Alocasia melo

Scientific classification
- Kingdom: Plantae
- Clade: Embryophytes
- Clade: Tracheophytes
- Clade: Spermatophytes
- Clade: Angiosperms
- Clade: Monocots
- Order: Alismatales
- Family: Araceae
- Genus: Alocasia
- Species: A. melo
- Binomial name: Alocasia melo A.Hay, P.C.Boyce & K.M.Wong

= Alocasia melo =

- Genus: Alocasia
- Species: melo
- Authority: A.Hay, P.C.Boyce & K.M.Wong

Species of flowering plant

Alocasia melo is a species of flowering plant in the family Araceae, native to Sabah state in Malaysia. It grows on ultramafic soils.
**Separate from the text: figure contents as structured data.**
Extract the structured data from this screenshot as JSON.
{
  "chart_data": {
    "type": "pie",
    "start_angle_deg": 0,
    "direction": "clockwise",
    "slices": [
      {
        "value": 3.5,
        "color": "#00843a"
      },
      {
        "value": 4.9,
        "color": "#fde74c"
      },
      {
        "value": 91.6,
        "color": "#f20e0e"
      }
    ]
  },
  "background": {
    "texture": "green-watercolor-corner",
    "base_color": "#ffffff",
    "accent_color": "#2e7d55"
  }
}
In the houseplant trade it is often sold as "Alocasia rugosa" due to its highly rugose leaves.

== Etymology ==
The name 'melo' in the specific epithet is derived from the leaves, which are thick, nearly circular, and have a bumpy and wrinkled texture similar to the skin of a cantaloupe melon.

== Description ==
This small herb reaches a height of about 25–35 cm. The stem is short and erect, measuring up to 3 cm in diameter. The leaves grow in groups of about four, with their bases overlapping. The petiole, which is pale green and smooth, is about 14–19 cm long and has sparse burgundy spots in the lower portion. The sheath wings are somewhat broad and triangular. The leaf blade is very broad, ranging from ovate to nearly circular, measuring 18-25 cm in length and 15 cm in width. It has a wrinkled and bumpy texture and a deep bluish-green color on the upper surface, while the lower surface is smooth and pale greenish-white. The leaves are leathery and peltate, with the attachment point in the center. The anterior lobe of the leaf is about 12.5-16 cm long, with a broadly acute or obtuse tip that then tapers shortly for about 1 cm and may be slightly pointed. The posterior lobes are up to 8.5 cm long and are fused for 75–90% of their length. The posterior veins diverge from each other at an angle of approximately 20–30 degrees and are poorly developed, similar in size to the primary veins that arise from the anterior vein. There are three or four primary lateral veins on each side of the anterior vein, which diverge at angles ranging from 90 to 45 degrees. These veins are deeply impressed on the upper surface and more or less flush with the leaf surface on the lower side, appearing dark green. They irregularly bear veins that are intermediate in thickness between the primary and secondary veins, following the same path as the latter. The secondary veins are deeply impressed on the upper side and somewhat raised and similar in color to the lower surface, arising at a wide angle of about 80 degrees from the primary veins and forming distinct intercostal collective veins. The tertiary veins are prominently raised on the upper surface, forming an irregular honeycomb pattern, while they are not visible on the lower surface.

== Distribution ==
Endemic to Sabah, Malaysian Borneo. This species joins a growing list of rare and endemic plants peculiar to the ultramafic substrate in Sabah.